Ella deslizó el brazo alrededor de sus hombros, las cazuelas de cobre golpeaban unas con otras. Él se apoyó en la pared y, al levantarle la rodilla a Kitty, las cazuelas cayeron en cascada.

—¡Kitty!

Juntos se esforzaban por empujar cada vez más profundamente y con más ardor. Ella echó la cabeza hacia atrás y gritó, emitiendo sonidos hasta que de pronto él la agarró con fuerza y todo acabó. Ella se sintió colmada. Quería reír y llorar a la vez. Se abrazó a él, ya sin aliento y con escalofríos.

Kitty respiró profundamente. Los pechos de ambos se movían uno contra otro, profundamente unidos, y los brazos de Leam la rodeaban con fuerza. Él posó la boca en su frente. La besó ahí, después en la sien, en los párpados y en la nariz.

Una luz centelleaba en el filo de la amplia ventana a nivel de la calle. Luego volvió a aparecer, moviéndose con rapidez para iluminar la cocina.

—Ay, Dios —a ella se le salían los ojos de las órbitas—. ¿Puede ser el sereno?

Él se apartó y comenzó a poner las ropas en orden. Cuando se abrochó los pantalones, le cubrió a ella las piernas con las faldas, la bajó de la encimera y la puso delante frente a la puerta, en el momento exacto en que la luz del farol hizo que todas las cazuelas y los platos rotos del suelo brillaran.

Leam abrió la puerta, Kitty miró a su alrededor y se encontró con los azorados ojos del criado, el ama de llaves y el remilgado cocinero francés de su madre. John estaba ruborizado y el cocinero, enfadado. El ama de llaves levantó las cejas y sus labios temblaban desaprobando la situación. La señora Hopkins hizo una reverencia.

—¿Va todo bien, milady?

Kitty se alisó el pelo.

—Por supuesto. Yo… ¡Oh, Dios mío!

Alzó la mirada y sintió a sus espaldas que Leam se reía entre dientes.

—Señora Hopkins, monsieur Claude, lo siento…

Se oyó el golpe de una puerta al cerrarse en el vestíbulo del piso de abajo.

Por un instante, nadie se movió. Agarrándola por la cintura, Leam abrió la puerta de la cocina. Una luz tan clara como la del día penetraba por las ventanas de la cocina.

—Me temo que es el sereno —murmuró Leam sonriendo. Ella quería darse la vuelta, taparse la cara con las manos y besarlo con todo su ser.

La campana de la entrada sonó como las campanas de la iglesia por Pascua, como un carillón completo. Y volvió a sonar por segunda vez.

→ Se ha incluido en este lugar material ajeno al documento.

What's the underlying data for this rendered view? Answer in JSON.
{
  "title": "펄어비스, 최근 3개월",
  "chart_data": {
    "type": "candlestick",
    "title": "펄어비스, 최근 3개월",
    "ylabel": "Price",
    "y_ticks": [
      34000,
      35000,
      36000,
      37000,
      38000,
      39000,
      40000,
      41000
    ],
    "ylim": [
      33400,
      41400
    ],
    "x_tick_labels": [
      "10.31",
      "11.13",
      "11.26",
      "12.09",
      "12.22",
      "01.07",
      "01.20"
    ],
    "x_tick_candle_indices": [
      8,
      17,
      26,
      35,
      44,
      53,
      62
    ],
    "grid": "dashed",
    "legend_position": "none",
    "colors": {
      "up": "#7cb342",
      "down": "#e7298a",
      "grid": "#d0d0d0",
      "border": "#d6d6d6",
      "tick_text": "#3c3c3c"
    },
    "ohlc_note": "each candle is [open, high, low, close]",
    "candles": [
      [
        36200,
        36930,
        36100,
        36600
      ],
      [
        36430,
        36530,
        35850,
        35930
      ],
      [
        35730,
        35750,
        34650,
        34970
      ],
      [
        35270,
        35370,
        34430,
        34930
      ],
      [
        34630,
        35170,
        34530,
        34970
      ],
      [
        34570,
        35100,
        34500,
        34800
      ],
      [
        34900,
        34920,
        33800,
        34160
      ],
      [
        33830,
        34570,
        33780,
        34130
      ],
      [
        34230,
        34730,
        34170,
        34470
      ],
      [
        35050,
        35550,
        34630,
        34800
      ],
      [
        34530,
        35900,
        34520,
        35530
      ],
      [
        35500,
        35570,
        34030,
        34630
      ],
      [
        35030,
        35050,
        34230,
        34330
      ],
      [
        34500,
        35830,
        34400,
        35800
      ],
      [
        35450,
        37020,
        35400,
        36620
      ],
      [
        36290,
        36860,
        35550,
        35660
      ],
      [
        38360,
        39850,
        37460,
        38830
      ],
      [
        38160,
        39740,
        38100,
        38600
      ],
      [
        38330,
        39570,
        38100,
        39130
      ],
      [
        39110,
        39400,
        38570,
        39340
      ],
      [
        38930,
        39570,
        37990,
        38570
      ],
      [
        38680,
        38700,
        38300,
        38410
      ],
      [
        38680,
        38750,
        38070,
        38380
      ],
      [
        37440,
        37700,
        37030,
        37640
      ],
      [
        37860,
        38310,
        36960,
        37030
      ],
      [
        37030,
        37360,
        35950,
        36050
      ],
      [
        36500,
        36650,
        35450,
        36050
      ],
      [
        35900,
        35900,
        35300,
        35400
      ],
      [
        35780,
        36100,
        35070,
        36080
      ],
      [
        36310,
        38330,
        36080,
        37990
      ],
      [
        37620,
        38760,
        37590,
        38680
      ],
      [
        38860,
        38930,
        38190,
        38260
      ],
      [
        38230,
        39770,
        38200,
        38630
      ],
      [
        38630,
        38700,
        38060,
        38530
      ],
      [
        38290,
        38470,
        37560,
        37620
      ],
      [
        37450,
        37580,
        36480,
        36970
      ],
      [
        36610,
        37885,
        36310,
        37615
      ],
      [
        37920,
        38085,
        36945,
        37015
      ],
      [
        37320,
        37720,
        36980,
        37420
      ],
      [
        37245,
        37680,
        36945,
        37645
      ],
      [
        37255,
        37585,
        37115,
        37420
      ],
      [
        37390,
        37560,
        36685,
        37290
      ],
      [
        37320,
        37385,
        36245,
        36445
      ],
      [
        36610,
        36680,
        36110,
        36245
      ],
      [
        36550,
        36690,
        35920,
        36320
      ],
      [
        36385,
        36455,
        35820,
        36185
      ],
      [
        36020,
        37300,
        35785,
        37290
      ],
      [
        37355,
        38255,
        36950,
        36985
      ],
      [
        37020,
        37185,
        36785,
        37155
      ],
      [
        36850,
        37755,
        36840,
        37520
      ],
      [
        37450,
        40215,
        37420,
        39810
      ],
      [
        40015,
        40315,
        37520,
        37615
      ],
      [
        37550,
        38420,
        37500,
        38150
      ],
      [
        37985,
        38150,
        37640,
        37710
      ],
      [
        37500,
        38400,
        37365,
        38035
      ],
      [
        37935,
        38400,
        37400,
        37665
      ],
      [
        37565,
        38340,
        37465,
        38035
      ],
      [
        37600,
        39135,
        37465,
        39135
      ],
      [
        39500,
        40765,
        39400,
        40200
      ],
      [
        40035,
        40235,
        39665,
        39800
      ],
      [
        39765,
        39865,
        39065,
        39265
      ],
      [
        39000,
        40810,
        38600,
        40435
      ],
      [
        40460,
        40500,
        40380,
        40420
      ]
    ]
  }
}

—Pero ¿qué pasa? —murmuró ella.

—Va a despertar a todo el vecindario —advirtió el ama de llaves, dando un repaso tanto a Kitty como a Leam.

—Alguien debe salir —dijo Kitty—. John.

El criado se dirigió hacia la escalera mordiéndose el labio. Leam lo siguió hasta el rellano y se detuvo en la sombra. En el silencio elocuente todos escucharon cómo se abrían los cerrojos. Después se oyó un murmullo de voces.